The Foundation argues that Pennsylvania should explicitly adopt Restatement (Third) of Torts: Products Liability. Pennsylvanias implementation of the Restatement (Second) has been inconsistent, contradictory, somewhat illogical, and confusing. While repeatedly stating in decisional law that strict product liability law allows of no negligence concepts, the Pennsylvania Supreme Court and Superior Court have created numerous exceptions that do, in fact, import negligence concepts (such as forseeability or intended use).
Strong concurring opinions and dissents in recent Pennsylvania Supreme Court cases have called for a clear break with the Restatement (Second), and a majority of the Pennsylvania Supreme Court has agreed that the strict liability doctrine in Pennsylvania has become muddied. The U.S. Court of Appeals for the Third Circuit, when called upon to apply Pennsylvania law has at least since 2009 predicted that Pennsylvania would adopt the Restatement (Third), and has decided cases applying Restatement (Third) rules.
In addition, the Restatement (Third)s approach is doctrinally more consistent with the trend in Pennsylvania, and is more consistent with the way manufacturers make decisions about the design and marketing of products.
The Pennsylvania Supreme Court should be commended for seeking input on whether to adopt a new products liability standard.

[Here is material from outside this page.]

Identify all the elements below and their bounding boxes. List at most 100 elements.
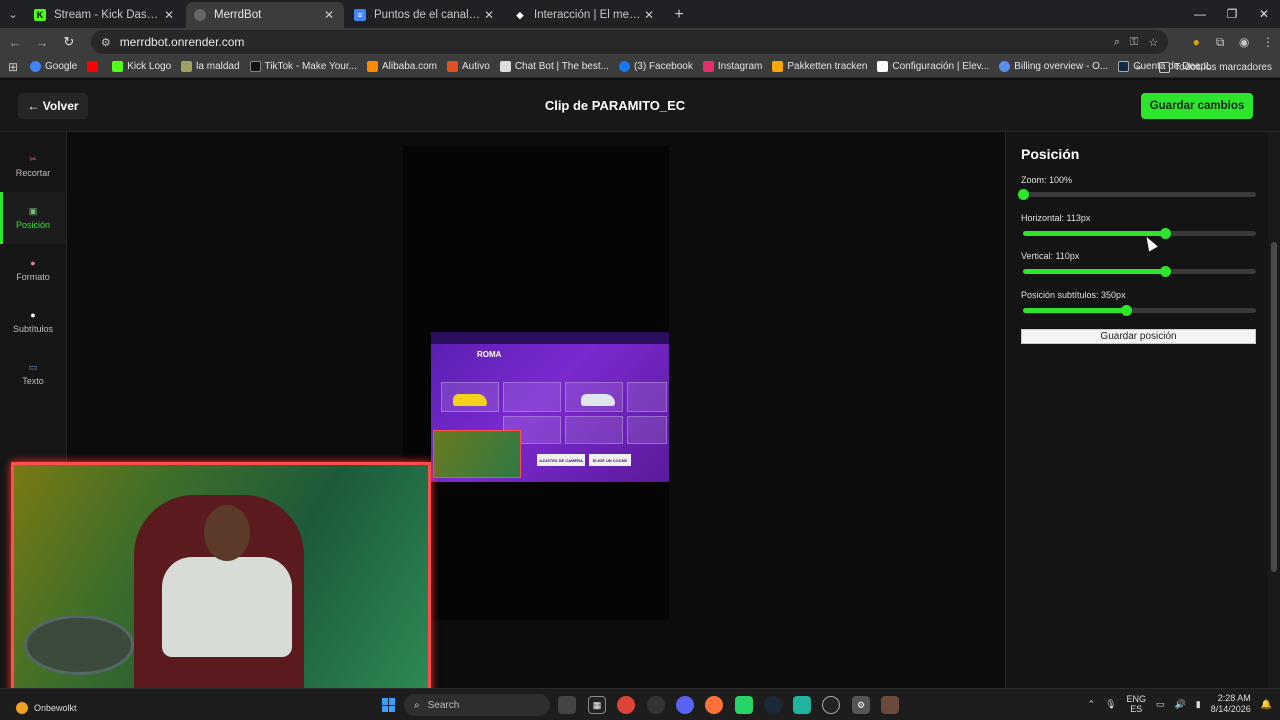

This is the sort of issue that is both doctrinally and practically important.
Atlantic Legal elected not to take a position on the question of retroactive application, but observed that should the court decide to make the change retroactive there were numerous procedural mechanisms and safeguards to protect plaintiffs and their counsel from any negative impact the new standard would have on their presentation of their case.